We’ve also found that having a human element as part of the solution can help with physicians’ comfort. This gets into the evolving business model, which we call “precision care.” At the base of a precision care solution, we have a digital therapy and then you can layer in an AI assistant that provides additional support. On top of this, we have a human coach, therapist, nurse or physician who can be included for additional virtual care. For example, with the currently running Ensemble real-world evidence study, we have a licensed clinical social worker who monitors every patient for high-risk issues. In the current use case, we have a safety monitor who responds in the event of one of several safety triggers to provide resources. The forthcoming commercial product is expected to have a prescriber and care team dashboard with an alert system that could allow for follow-up.

 

At the end of the day, you’ve got to show physicians that it’s effective, simple and safe and does not complicate their lives.

 

TN: That aligns with research we’ve conducted with physicians too. At a minimum, you must show that the DTx works and does not add extra physician burden. Let’s talk about pharma. Twill probably has more pharma partners than any other company in this space.

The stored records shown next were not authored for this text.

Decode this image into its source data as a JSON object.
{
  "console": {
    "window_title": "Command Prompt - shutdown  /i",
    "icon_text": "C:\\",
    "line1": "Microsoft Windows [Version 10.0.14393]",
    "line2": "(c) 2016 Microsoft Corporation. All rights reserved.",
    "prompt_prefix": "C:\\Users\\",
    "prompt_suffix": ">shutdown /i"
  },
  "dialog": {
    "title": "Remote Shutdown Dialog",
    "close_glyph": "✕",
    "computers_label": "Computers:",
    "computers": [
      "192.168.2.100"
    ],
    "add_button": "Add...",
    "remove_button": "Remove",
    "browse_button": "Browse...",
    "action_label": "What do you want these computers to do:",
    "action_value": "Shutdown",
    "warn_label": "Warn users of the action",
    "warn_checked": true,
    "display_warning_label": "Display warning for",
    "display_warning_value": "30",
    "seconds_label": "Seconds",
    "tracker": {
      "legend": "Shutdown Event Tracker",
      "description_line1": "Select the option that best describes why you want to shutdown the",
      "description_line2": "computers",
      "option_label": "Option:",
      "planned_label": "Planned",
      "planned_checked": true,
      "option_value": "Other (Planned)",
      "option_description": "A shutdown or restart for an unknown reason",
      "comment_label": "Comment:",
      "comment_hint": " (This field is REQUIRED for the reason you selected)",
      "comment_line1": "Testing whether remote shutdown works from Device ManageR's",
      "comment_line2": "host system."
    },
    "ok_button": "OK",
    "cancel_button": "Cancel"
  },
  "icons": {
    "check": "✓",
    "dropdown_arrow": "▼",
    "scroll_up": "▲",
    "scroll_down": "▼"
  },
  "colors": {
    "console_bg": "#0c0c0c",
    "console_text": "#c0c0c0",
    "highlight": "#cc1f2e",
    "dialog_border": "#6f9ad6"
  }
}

What role do you see pharma playing in DTx, now and in the future?

 

CW: Today, we see pharma interested in offering DTx as a companion product alongside a core portfolio of pharmaceuticals, often as part of a patient support program and in partnership with a company like ours. This is the path of least resistance because it fits into the pharma company’s existing business model and outsources the DTx product development, support, services, activation, engagement and outcomes to the DTx company.

 

Looking forward, I think one of the wild cards would be combination products. Pharma has been doing combination Rx products for decades with devices like injectors, but no one has been willing to seriously explore an Rx-DTx combination yet. When you think about the value proposition of DTx-Rx combinations, this could give you as much as 20 years longer in the patent life of the Rx product. It would require, however, running a clinical trial to demonstrate how a DTx and Rx combination is more efficacious than the Rx alone. Very few pharma players are investing the money and time to explore this pathway today. But if that door is opened, I think this will create an explosion of opportunities for DTx and pharma companies in the future. Another thing that would create an explosion in DTx-Rx combination is if payers were to demand data from pharma companies regarding medication adherence, clinical outcomes and improvement in quality of life in order to pay for the Rx. Such payer demands would force all pharma companies to have DTx complements, companions or combinations because digital capabilities found in DTx are the only way to gather this data.

 

TN: What are your projections on how the DTx market will evolve in the next three to five years? What’s the business model that will enable digital therapies to be a successful business?

 

CW: The only way digital therapies will become successful is by creating a new business model. Trying to copy the Rx or medical device business model will not be successful for DTx. In my view, that model is going to be an at-risk business model—we will only get paid for our DTx products and services by delivering measurable results that improve patient outcomes and quality of life. When you look at companies like Transcarent, they’re an at-risk model, and when you look at Livongo, Omada and Onduo, they’re increasingly an at-risk model. I think we’re going to see digital therapies being paid for predominantly on an at-risk model, where we are only going to get paid for demonstrating outcomes with patients, whether that’s on a population or individual basis.